I grew up in the 80ies. That time, people would listen to crappy music photographers would only shoot film, but I never seized the opportunity to learn how to use a camera back then. It does not mean I never had a chance to. Several people I knew where super passionate about photography and I'd hang out with them at some photo shoots. And then there was a time when I used to live with a photographer. She would even run some of her shoots by me and more than once could I contribute some ideas. It just happened that I wasn't really interested myself in taking pictures at that time.
So this former roommate used to throw all kinds of parties at our place inviting a dozen photography students at a time. That was when I met my dear friend Caro, a terrific portrait photographer who is an incredible source of wisdom and opinions. So a year ago I asked her "You're shooting a film Mamiya. How come?". And she looked at me and said "People react to you differently when you are using a camera that is not a digital small format camera. They get more excited about having their picture taken, but most importantly (since shots are limited and every frame costs you) you are much more conscious about what you are taking a picture of"
With SLR cameras being cheaper than ever, everyone is a photographer these days. Many people claim to be professional photographers since they are having a few pictures on iStockphoto and making a dollar or two. There is nothing wrong with that. Trying to summarize what this majority of newborn photographers do, is in my eyes a craft. "What lens do I need? What is this piece of equipment? Where is the latest and best photoshop action/filter/plugin?" You name it! There is a great desire to learn how to take a great photograph - on a very technical level. And with that billions and trillions of photos are taken, filling up our machines "dogs, cats, flowers, keyboards, friends, trees,..."

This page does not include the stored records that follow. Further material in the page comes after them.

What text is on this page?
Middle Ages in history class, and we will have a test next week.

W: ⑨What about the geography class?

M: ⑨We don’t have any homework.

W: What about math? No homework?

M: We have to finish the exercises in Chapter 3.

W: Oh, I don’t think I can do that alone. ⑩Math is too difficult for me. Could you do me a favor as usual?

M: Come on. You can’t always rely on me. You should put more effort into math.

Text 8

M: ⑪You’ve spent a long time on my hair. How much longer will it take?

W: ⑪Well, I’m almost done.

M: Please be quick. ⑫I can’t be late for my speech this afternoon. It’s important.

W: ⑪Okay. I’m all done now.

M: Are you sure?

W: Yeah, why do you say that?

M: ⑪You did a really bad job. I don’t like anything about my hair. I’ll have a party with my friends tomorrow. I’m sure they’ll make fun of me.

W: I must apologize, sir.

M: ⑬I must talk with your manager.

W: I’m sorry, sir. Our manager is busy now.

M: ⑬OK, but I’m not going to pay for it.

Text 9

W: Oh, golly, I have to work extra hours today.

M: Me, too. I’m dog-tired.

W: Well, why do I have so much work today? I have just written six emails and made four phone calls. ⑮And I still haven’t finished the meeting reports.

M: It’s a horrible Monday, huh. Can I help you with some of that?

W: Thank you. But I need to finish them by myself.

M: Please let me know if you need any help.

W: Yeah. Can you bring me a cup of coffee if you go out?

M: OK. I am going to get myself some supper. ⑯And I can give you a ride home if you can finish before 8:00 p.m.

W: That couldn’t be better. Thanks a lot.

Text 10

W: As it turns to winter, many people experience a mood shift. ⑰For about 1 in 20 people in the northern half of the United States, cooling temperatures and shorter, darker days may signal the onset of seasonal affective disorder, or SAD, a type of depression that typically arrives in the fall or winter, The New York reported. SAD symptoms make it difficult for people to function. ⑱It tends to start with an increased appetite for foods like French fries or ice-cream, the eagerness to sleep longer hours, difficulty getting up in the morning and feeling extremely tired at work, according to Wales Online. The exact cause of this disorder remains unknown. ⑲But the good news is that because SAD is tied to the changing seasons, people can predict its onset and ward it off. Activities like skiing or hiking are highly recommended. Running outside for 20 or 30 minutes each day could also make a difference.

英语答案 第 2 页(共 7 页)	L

In all this brouhaha I came to realize what I love about photography. Sure, I love to geek out about photography and I am fascinated by its technical aspect. But I don't care how to get the perfect HDR technique. I don't care about foolproof lighting setup books (I know because I read a couple and they all sucked). What I most profoundly care about is to create a marvelous image. An image that, when people are looking at it can't help but keep staring at it. I want my photographs to trigger thoughts, emotions, or really anything (like peeing in pants).
So what does this have to do with shooting film now? If i only care about the result, wouldn't it be more pragmatic if I exclusively shot digital? Rational answer: yes.
Medium format users generally argue that the subjective quality of the film is higher (i am not talking about mindless "megapixel versus megapixel" charts) and that film has a higher dynamic range (yes it allows for more errors if you're shooting negative film but i am shooting slides for several reasons so screw that!). No, to me there is something meditative about slowing down and using a cumbersome large and heavy film camera. The polaroids I have to take for testing lights make perfect souvenirs. Little things, like pushing the shutter makes this pleasant sound: it is the drum I play in a song that the people present can hear in their heads while the shoot develops its own flow. I can be composer and conductor at the same time. And sometimes when I hear the klack and know that was a good frame, I feel illuminated.